In other cases, an empty gestational sac can indicate what’s called a blighted ovum (anembryonic pregnancy), where a fertilized egg implanted and a sac formed but the embryo didn’t develop. This is typically caused by chromosomal problems during the earliest cell divisions, not by anything the parent did or didn’t do. Clinicians use specific measurement thresholds before making this diagnosis: a gestational sac measuring 25 millimeters or larger with no embryo inside is a definitive finding. Below that size, the standard approach is to wait and rescan rather than draw conclusions too early.
Spotting Twins at 6 Weeks
A 6-week ultrasound can sometimes reveal a twin or multiple pregnancy. What you’d see on the screen depends on the type of twins. Fraternal twins develop in separate gestational sacs, so the image shows two distinct dark circles within the uterus, each with its own yolk sac. Identical twins may share a single gestational sac or have separate ones depending on when the embryo split.
At 6 weeks, each embryo is so small that the clearest giveaway is the presence of two yolk sacs or two fetal poles rather than one. In some cases, particularly with very early scans, a second embryo becomes apparent only on a follow-up ultrasound a week or two later.
What the Measurements Mean
During the scan, the sonographer measures the crown-rump length (the distance from one end of the fetal pole to the other) and the diameter of the gestational sac. These measurements are used to estimate gestational age and check that growth is on track. At 6 weeks, the crown-rump length increases roughly a millimeter per day, which is why even small differences in measurement can shift the estimated due date by several days.

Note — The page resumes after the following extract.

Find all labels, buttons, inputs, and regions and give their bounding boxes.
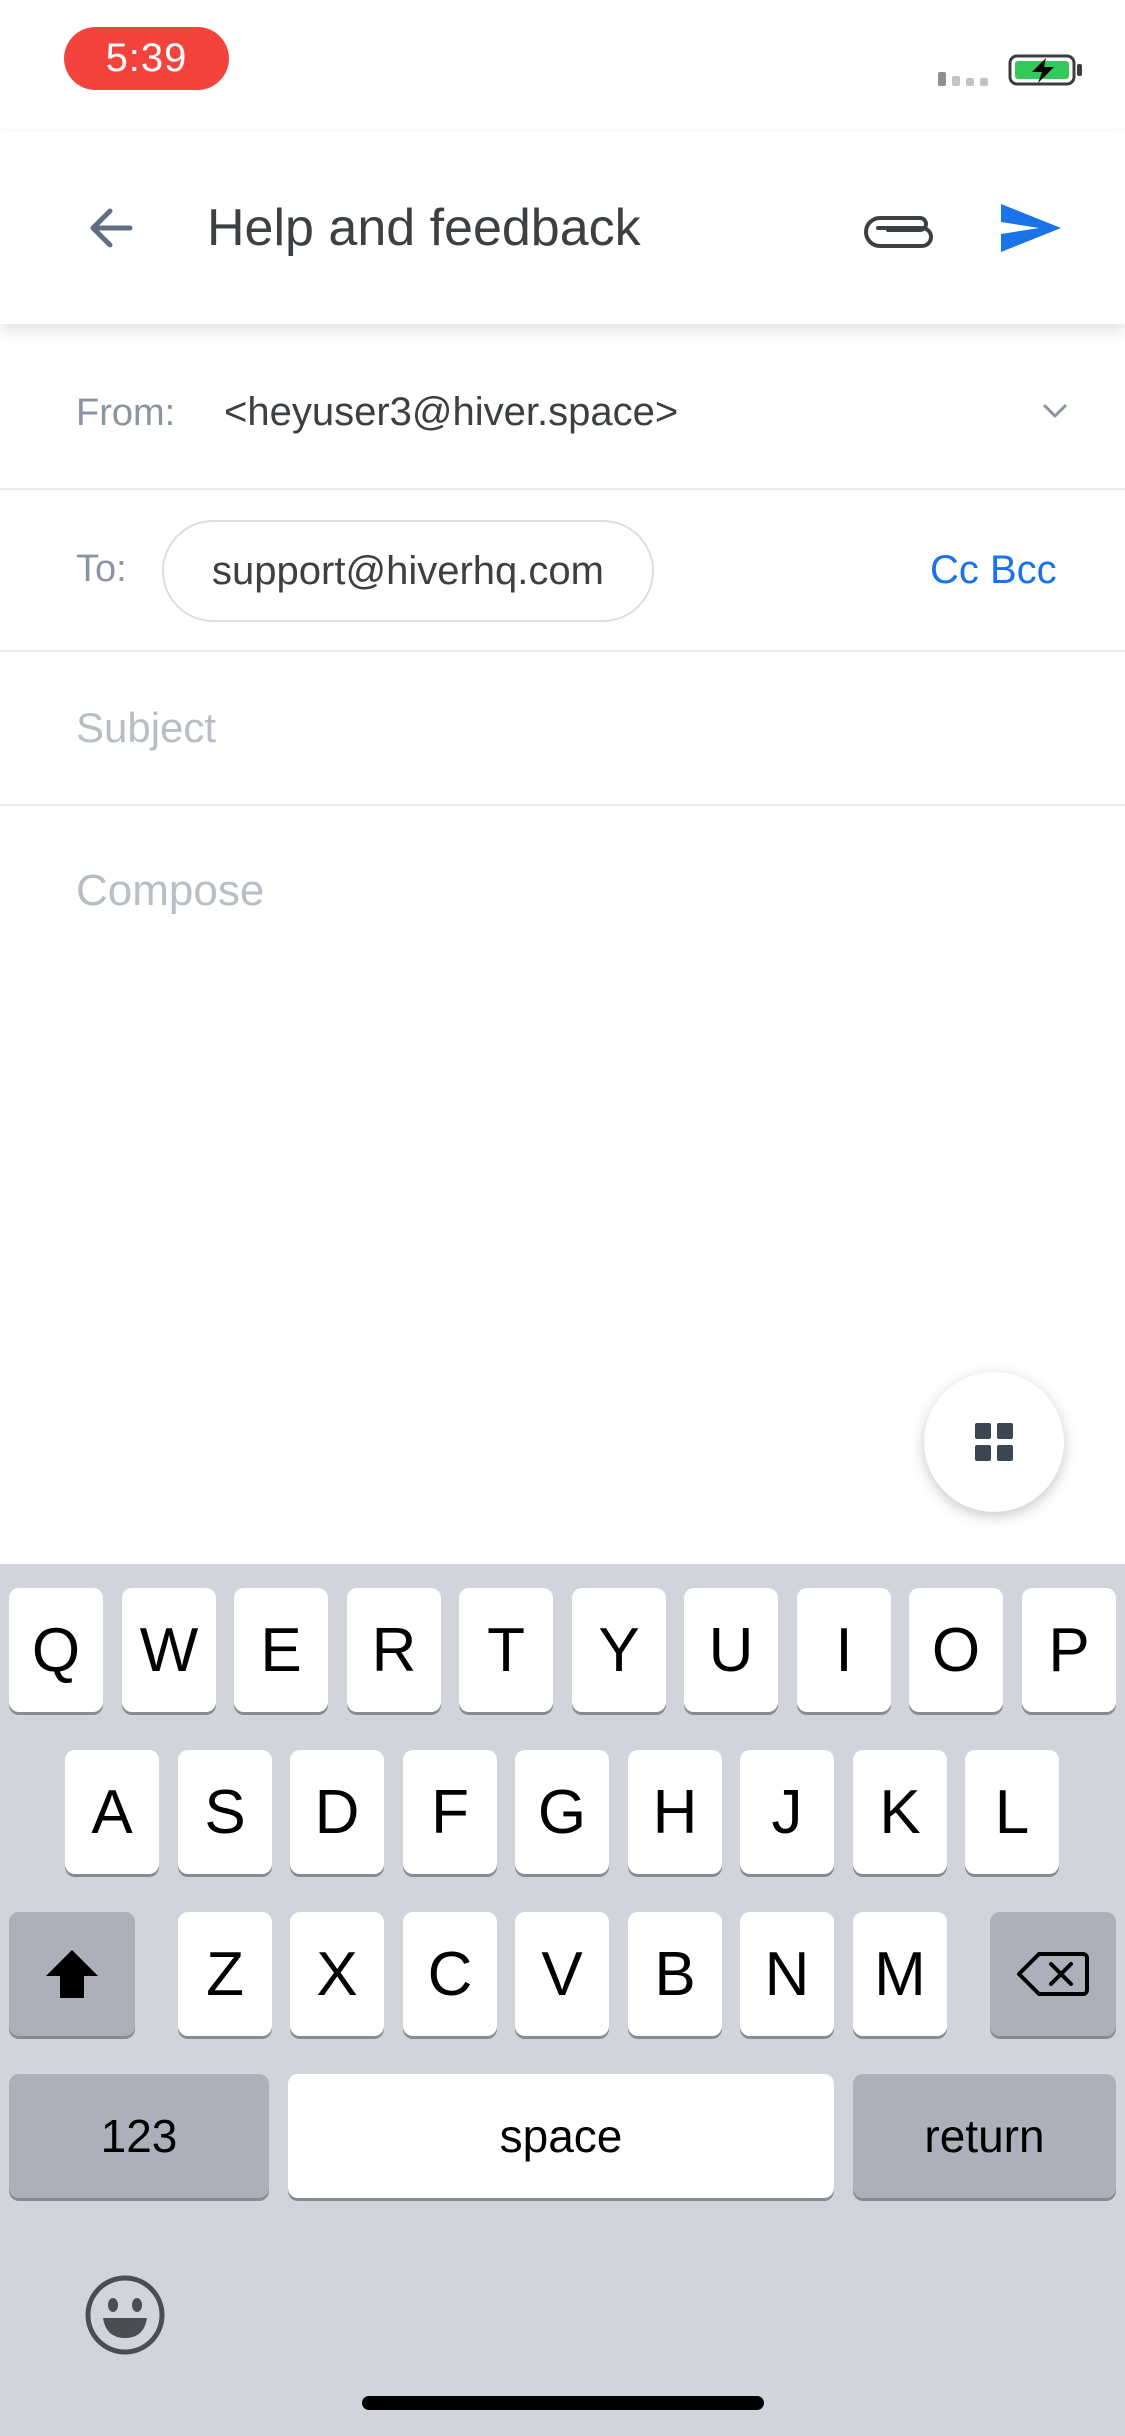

If a fetal pole measures 5 millimeters or larger and no cardiac activity is detected, clinicians take that seriously as a potential concern, though updated guidelines require careful repeat assessment before making any diagnosis. Similarly, a gestational sac with a mean diameter of 25 millimeters or more without a visible embryo meets the current threshold for diagnosing a nonviable pregnancy. Below these cutoffs, the standard practice is patience and a repeat scan.
The bottom line: a 6-week ultrasound won’t show you a recognizable baby. What it does show is the earliest architecture of pregnancy, a fluid-filled sac, a nourishing yolk sac, a tiny embryonic structure, and, with good timing, the first flutter of a heartbeat. For many people, that small flickering dot on the screen is the first concrete evidence that a pregnancy is real and progressing.